Crónica de ruidazo, contra el tarifazo // Diego Skliar



Sábado a la mañana de sol con frío. Hacemos un mate y asistimos a la convocatoria que vimos anoche en el cartel de la nueva parada del Metrobús: “Vecinos Inquietos de La Paternal nos juntamos contra el Tarifazo”. En el camino compramos una cremona en la panadería de la señora que, creemos, integra algún tipo de secta. Pasamos por el kiosco del pibe que tiene un póster de Cristina y una vez le vimos un libro de William Cooke sobre las cajas sin abrir de las barritas de cereal. Está en la puerta. Fuma y mira de reojo hacia la esquina donde suenan un bombo y un redoblante.
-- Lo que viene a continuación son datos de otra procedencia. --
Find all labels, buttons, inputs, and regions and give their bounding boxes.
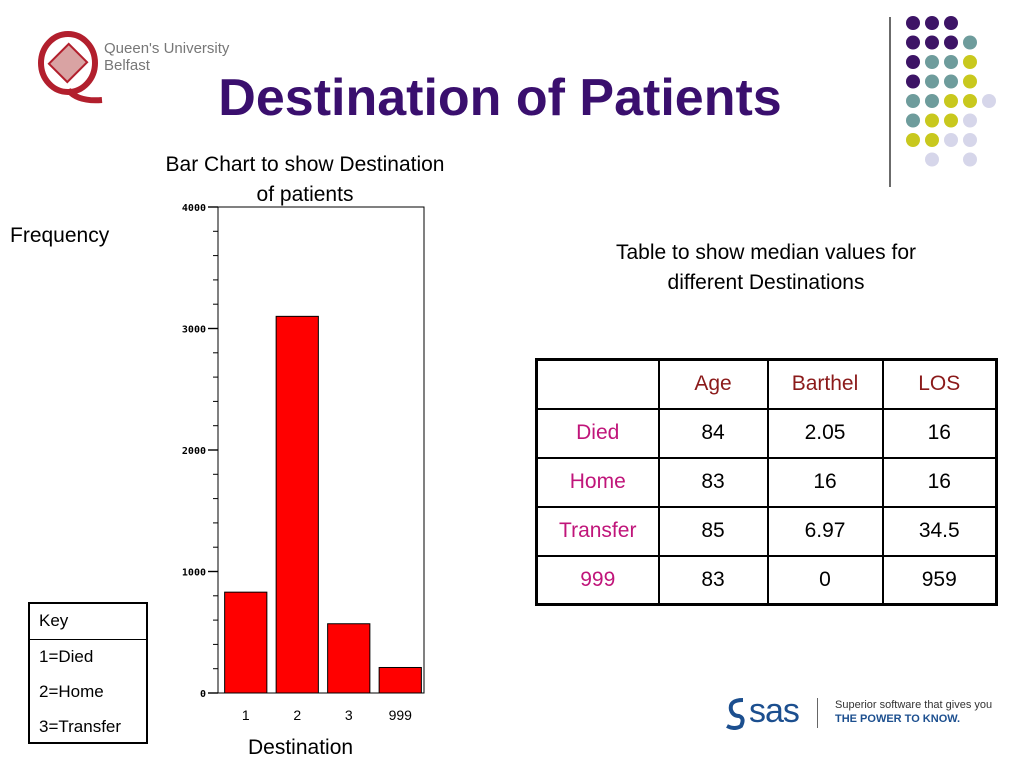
x-tick-label: 999: [389, 707, 413, 723]
table-title-line2: different Destinations: [667, 271, 865, 294]
key-item-home: 2=Home: [39, 682, 104, 701]
key-item-died: 1=Died: [39, 647, 94, 666]
bar-chart: 0 1000 2000 3000 4000 1 2 3 999: [182, 203, 425, 723]
decorative-dot: [944, 16, 958, 30]
table-header-row: Age Barthel LOS: [535, 358, 998, 410]
decorative-dot: [925, 16, 939, 30]
bar: [327, 623, 371, 694]
decorative-dot: [906, 74, 920, 89]
decorative-dot: [944, 94, 958, 108]
key-item-transfer: 3=Transfer: [39, 717, 122, 736]
table-row: Home 83 16 16: [535, 456, 998, 508]
x-tick-label: 2: [293, 707, 301, 723]
chart-y-axis-label: Frequency: [10, 224, 110, 247]
table-cell: 84: [657, 407, 769, 459]
x-tick-label: 1: [242, 707, 250, 723]
x-tick-label: 3: [345, 707, 353, 723]
decorative-dot: [906, 113, 920, 128]
decorative-dot: [906, 94, 920, 108]
sas-tagline-line1: Superior software that gives you: [835, 699, 993, 711]
decorative-dot: [925, 113, 939, 128]
bar: [275, 315, 319, 694]
table-row-label: 999: [535, 554, 660, 606]
decorative-dot: [944, 74, 958, 89]
table-cell: 16: [881, 407, 998, 459]
table-row: Died 84 2.05 16: [535, 407, 998, 459]
bar: [378, 666, 422, 694]
table-cell: 16: [766, 456, 884, 508]
key-title: Key: [30, 604, 146, 640]
table-row-label: Transfer: [535, 505, 660, 557]
table-header-cell: Barthel: [766, 358, 884, 410]
chart-title: Bar Chart to show Destination of patient…: [130, 150, 480, 210]
sas-wordmark: sas: [749, 692, 800, 730]
chart-title-line2: of patients: [256, 183, 354, 206]
table-title-line1: Table to show median values for: [616, 241, 916, 264]
qub-name-line1: Queen's University: [104, 40, 230, 57]
decorative-dot: [906, 35, 920, 50]
decorative-dot: [944, 133, 958, 147]
table-title: Table to show median values for differen…: [566, 238, 966, 298]
table-row: 999 83 0 959: [535, 554, 998, 606]
decorative-dot: [944, 35, 958, 50]
table-header-cell: LOS: [881, 358, 998, 410]
decorative-dot: [925, 35, 939, 50]
divider-line: [889, 17, 891, 187]
table-header-cell: [535, 358, 660, 410]
table-cell: 2.05: [766, 407, 884, 459]
y-tick-label: 1000: [182, 568, 206, 579]
sas-swirl-icon: [726, 698, 745, 730]
table-header-cell: Age: [657, 358, 769, 410]
decorative-dot: [925, 152, 939, 167]
chart-x-axis-label: Destination: [248, 736, 354, 759]
table-cell: 959: [881, 554, 998, 606]
decorative-dot: [982, 94, 996, 108]
sas-logo: sas Superior software that gives you THE…: [725, 692, 1015, 736]
page-title: Destination of Patients: [218, 69, 782, 127]
decorative-dot: [925, 55, 939, 69]
bar: [224, 591, 268, 694]
decorative-dot: [925, 74, 939, 89]
table-row-label: Died: [535, 407, 660, 459]
decorative-dot: [963, 113, 977, 128]
decorative-dot: [925, 133, 939, 147]
key-box: Key 1=Died 2=Home 3=Transfer: [28, 602, 148, 744]
decorative-dot: [906, 55, 920, 69]
decorative-dot: [944, 55, 958, 69]
decorative-dot: [963, 152, 977, 167]
decorative-dot: [925, 94, 939, 108]
table-cell: 0: [766, 554, 884, 606]
table-cell: 83: [657, 554, 769, 606]
decorative-dot: [963, 55, 977, 69]
decorative-dot-grid: [906, 16, 996, 167]
table-cell: 34.5: [881, 505, 998, 557]
table-cell: 85: [657, 505, 769, 557]
median-values-table: Age Barthel LOS Died 84 2.05 16 Home 83 …: [535, 358, 998, 606]
sas-separator: [817, 698, 818, 728]
chart-title-line1: Bar Chart to show Destination: [165, 153, 445, 176]
decorative-dot: [963, 35, 977, 50]
table-cell: 6.97: [766, 505, 884, 557]
decorative-dot: [963, 133, 977, 147]
decorative-dot: [944, 113, 958, 128]
table-row-label: Home: [535, 456, 660, 508]
decorative-dot: [906, 133, 920, 147]
qub-logo: Queen's University Belfast: [38, 30, 238, 110]
y-tick-label: 3000: [182, 325, 206, 336]
qub-name-line2: Belfast: [104, 57, 150, 74]
qub-emblem-icon: [38, 31, 103, 104]
y-tick-label: 2000: [182, 446, 206, 457]
decorative-dot: [906, 16, 920, 30]
sas-tagline-line2: THE POWER TO KNOW.: [835, 713, 961, 725]
y-tick-label: 4000: [182, 203, 206, 214]
y-tick-label: 0: [200, 689, 206, 700]
table-cell: 16: [881, 456, 998, 508]
table-cell: 83: [657, 456, 769, 508]
decorative-dot: [963, 74, 977, 89]
table-row: Transfer 85 6.97 34.5: [535, 505, 998, 557]
decorative-dot: [963, 94, 977, 108]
Una señora de rulos negros y saco del noroeste comprado en Once nos da un volante. “Nos juntamos porque esto no da para más”, dice. Preguntamos si habrá asamblea. Dice que no cree, que somos pocos, no más de cincuenta. “Hicimos un cajón para simbolizar la muerte”, cuenta. Cruzamos hacia la pequeña masa reunida frente a la farmacia. Hay globos negros. Algunos autos tocan bocinas que suenan a adhesión. El cajón es de cartón pintado y tiene escrita la palabra Salarios. Está el que fue candidato a comunero por el Frente para la Victoria. Hay algunas señoras mayores, pibas en bicicleta, un gordito de barba que grita “vamos todos juntos, compañeros”. Comienza una procesión paralela al cordón, sin cortar el tránsito. Hacemos una cuadra, hasta la concesionaria donde la semana pasada hubo despidos y policía en la puerta. Volvemos a casa.